Once among the nation’s largest processing sites for PCBs, the warehouse operated by the Martha C. Rose Chemical Co. became a toxic nightmare for the 2,000 residents of Holden.
Five company officials pleaded guilty to concealing the fact that PCBs, or polychlorinated biphenyls, were being improperly stored there. And leaks of the cancer-causing chemical left more than 20 million pounds of contaminated soil, concrete and other material that had to be removed from the 12-acre site.
The cost so far: more than $15 million. And Environmental Protection Agency officials say it may take another $13 million and two more years to finish the job.
The empty warehouse, one of about 1,200 EPA “Superfund” sites nationwide, illustrates the high costs and slow pace of removing industrial toxic waste.
Holden officials and members of a cleanup committee criticize the EPA for delays and stringent cleanup standards they say are too costly and time-consuming.
“It’s been pretty near eight, nine years since this thing started,” Mayor Francis Brillhart said. “We just want to clean it all up the cheapest and quickest way we can.”
But the EPA says it moved as fast as it could and needed time to respond to public concerns.
“A lot of work is done to determine what the actual risk was and to come up with alternatives to address the risks,” said EPA project manager Steven Kinser. “All sites are somewhat different. You can’t just go to a manual.”
The debate at Holden, a farming community about 40 miles southeast of Kansas City, focuses on which methods to use and how much to spend to make the land clean and safe.
A committee of 16 companies that sent most of the PCB-laden materials to the site--and which has paid for the cleanup--contends that the EPA’s preferred option to require contaminated concrete and soil to be incinerated before being disposed of in a landfill is too expensive.
For about half the cost, the group says, the material could be sent directly to a landfill, skipping the incineration.

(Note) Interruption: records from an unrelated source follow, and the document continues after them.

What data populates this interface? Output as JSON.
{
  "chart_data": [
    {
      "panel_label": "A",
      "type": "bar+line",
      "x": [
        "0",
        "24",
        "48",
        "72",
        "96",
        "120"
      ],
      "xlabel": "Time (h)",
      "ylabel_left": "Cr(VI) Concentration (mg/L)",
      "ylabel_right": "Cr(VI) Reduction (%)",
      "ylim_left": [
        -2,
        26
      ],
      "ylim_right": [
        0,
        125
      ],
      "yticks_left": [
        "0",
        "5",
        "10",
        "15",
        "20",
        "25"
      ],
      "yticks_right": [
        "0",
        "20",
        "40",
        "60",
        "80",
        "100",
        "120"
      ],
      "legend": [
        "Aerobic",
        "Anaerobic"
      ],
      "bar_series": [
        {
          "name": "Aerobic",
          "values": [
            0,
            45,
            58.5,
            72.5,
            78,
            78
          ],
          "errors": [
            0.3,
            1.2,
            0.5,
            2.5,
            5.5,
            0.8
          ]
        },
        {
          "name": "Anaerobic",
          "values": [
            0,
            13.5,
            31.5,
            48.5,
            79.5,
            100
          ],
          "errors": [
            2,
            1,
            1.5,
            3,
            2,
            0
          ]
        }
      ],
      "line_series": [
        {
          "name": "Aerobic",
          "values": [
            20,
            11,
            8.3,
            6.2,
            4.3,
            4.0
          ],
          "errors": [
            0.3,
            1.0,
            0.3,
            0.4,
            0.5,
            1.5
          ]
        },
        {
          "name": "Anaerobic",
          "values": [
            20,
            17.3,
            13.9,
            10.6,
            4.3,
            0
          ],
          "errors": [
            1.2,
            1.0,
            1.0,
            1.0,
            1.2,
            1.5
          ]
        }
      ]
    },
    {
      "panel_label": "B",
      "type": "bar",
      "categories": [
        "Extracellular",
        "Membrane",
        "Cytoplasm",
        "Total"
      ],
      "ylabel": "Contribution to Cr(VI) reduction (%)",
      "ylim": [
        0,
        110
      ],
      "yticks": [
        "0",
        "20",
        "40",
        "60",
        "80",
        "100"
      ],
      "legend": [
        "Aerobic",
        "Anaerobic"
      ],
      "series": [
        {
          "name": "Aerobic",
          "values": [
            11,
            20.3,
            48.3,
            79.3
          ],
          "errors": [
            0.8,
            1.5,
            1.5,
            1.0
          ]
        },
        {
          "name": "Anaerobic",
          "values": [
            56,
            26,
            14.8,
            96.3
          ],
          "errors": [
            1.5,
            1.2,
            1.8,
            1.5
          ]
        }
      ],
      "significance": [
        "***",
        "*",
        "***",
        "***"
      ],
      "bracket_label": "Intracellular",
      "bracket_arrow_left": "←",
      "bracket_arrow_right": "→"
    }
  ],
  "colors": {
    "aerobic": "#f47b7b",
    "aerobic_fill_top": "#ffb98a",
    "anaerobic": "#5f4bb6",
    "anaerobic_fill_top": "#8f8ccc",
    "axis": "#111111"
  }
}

“The issue is whether a $6-million or $13-million cleanup is sufficient,” said Joe Kwasnik, a committee member representing the New England Power Service Co. “Both are equally protective of the environment and human health.”
Both options would reduce the cancer risk from a lifetime exposure at the site to one in a million, according to an EPA review.
But the EPA’s Kinser says the Superfund philosophy requires highly contaminated material to be treated and eliminated rather than stored.